Their accounts have been further supported by the emergence of Border Force guidance, obtained under the Freedom of Information Act, that appears to contradict the government's justification of a decision to destroy an archive of Windrush-era arrival slips.

https://www.theguardian.com/uk-news/2018/apr/18/whistleblowers-contradict-no-10-over-destroyed-windrush-landing-cards

Buelligan

Personally, I think someone needs to establish a clear chain of events and decision-making.  If it's possible to say "the decision was made in 200?, then the original document(s) discussing that decision must have been located.  What that decision was, who made it and why, should be placed before the public.  Everything would be made clear at a stroke.  It really is as simple as that. 

The fact that the government appear to be dragging their feet over doing so does rather make one wonder why.

Buelligan

Quote from: buzby on April 19, 2018, 12:20:20 AM
The rumour I've heard is that the data on them was supposed to be digitised before they were destroyed, but they wouldn't pay for it to be done.

I think you could well be right about that.

Quote from: The BBCThey had been stored in a basement for decades but Downing Street says the UK Border Agency approved a business case in June 2009 to dispose of paper records, including the cards.

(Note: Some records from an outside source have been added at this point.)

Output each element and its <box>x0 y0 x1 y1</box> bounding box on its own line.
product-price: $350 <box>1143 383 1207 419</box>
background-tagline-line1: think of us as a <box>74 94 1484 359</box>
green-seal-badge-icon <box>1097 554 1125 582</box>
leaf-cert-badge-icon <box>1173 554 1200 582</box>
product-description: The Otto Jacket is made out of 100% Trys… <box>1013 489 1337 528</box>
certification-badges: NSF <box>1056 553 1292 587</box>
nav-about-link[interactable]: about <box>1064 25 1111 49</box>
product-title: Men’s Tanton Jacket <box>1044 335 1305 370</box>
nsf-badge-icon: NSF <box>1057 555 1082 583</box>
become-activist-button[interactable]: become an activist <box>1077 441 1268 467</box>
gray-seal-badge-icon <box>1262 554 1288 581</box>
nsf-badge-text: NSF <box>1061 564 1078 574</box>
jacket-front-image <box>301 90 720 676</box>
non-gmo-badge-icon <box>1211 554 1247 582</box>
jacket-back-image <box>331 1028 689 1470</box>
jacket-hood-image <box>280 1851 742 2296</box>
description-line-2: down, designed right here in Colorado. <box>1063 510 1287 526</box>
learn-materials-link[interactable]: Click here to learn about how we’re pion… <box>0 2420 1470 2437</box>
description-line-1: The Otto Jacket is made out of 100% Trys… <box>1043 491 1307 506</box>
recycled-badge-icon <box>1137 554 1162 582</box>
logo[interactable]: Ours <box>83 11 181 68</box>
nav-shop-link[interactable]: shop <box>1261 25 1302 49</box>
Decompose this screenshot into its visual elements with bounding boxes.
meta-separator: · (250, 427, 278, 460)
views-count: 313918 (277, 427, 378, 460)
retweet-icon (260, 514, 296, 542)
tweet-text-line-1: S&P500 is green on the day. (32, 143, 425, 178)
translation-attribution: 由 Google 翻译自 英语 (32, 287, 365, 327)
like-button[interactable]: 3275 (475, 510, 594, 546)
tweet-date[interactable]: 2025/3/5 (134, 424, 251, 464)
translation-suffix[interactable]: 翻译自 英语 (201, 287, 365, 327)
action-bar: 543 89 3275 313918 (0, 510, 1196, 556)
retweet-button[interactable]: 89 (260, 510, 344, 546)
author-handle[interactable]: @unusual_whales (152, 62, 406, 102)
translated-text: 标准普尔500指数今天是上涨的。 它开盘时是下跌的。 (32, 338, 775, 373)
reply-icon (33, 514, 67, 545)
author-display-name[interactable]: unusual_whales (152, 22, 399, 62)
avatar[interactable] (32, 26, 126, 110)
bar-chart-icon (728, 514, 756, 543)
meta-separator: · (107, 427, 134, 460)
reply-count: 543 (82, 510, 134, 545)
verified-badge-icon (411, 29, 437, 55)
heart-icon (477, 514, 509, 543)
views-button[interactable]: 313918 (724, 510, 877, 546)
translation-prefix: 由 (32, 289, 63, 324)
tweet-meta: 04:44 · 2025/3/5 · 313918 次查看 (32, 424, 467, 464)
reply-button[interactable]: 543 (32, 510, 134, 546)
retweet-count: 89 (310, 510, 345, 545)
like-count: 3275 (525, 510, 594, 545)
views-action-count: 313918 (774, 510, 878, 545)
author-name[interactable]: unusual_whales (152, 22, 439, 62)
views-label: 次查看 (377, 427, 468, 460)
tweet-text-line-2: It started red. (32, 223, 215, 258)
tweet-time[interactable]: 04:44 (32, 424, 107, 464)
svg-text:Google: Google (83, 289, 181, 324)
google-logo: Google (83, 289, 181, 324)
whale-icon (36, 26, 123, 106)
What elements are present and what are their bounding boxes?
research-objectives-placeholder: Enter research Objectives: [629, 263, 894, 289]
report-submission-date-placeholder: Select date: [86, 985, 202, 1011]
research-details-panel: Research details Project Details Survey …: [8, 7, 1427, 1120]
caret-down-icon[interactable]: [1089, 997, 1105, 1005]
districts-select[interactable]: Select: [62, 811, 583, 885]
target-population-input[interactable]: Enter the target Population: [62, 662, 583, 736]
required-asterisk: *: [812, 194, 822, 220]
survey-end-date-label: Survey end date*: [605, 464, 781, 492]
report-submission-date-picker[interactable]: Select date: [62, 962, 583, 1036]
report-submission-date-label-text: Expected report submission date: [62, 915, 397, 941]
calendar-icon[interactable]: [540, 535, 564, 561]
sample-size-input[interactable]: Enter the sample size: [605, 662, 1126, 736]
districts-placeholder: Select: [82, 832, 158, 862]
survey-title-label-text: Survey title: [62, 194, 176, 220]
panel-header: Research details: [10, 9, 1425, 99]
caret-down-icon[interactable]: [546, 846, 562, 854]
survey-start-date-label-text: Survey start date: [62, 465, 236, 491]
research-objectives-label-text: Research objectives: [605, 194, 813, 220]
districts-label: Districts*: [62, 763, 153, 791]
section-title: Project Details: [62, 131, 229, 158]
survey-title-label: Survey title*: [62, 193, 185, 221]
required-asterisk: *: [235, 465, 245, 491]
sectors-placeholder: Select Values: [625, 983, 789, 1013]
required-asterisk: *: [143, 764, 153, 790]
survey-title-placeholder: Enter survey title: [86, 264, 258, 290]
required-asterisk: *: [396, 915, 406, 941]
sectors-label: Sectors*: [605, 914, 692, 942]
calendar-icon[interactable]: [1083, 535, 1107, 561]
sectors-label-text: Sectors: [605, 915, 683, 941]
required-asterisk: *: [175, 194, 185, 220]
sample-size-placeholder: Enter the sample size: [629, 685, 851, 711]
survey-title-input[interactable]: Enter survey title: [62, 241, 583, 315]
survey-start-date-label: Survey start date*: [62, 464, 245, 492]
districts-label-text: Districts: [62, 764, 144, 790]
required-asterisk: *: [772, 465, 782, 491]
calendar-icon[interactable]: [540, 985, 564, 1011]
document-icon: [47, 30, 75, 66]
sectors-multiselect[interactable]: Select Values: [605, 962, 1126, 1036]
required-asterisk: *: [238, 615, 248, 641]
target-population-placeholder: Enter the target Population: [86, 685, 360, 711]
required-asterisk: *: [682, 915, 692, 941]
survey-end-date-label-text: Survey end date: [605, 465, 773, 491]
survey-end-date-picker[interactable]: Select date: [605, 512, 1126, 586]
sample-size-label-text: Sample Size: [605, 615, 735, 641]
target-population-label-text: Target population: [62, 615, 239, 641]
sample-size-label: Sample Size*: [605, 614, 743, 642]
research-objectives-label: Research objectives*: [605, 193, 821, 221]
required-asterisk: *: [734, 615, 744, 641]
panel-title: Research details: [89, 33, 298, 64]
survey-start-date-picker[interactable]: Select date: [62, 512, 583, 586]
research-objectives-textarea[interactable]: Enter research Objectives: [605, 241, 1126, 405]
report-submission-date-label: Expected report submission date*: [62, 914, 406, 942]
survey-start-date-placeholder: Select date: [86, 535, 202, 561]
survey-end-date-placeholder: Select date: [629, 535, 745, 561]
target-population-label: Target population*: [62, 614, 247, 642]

The decision to destroy the cards themselves was taken in October 2010, after the coalition came to power. Mrs May was not involved in the decision, which was taken at official level, said No 10.

Sounds to me that someone was looking into the cost of archiving materials, the amount of secure space required to maintain original government documents must be phenomenal.

http://www.bbc.com/news/uk-politics-43818860

Quote from: the same articleLord Kerslake, who has been advising Jeremy Corbyn, said some ministers were "deeply unhappy" about the introduction of the strategy to create a "hostile environment" for illegal immigrants under then home secretary, Mrs May.

He described Mrs May's approach to illegal immigration as "almost reminiscent of Nazi Germany in the way it's working".

Fambo Number Mive

BBC seems to think that a plastic straw ban should be the lead story rather than Windrush.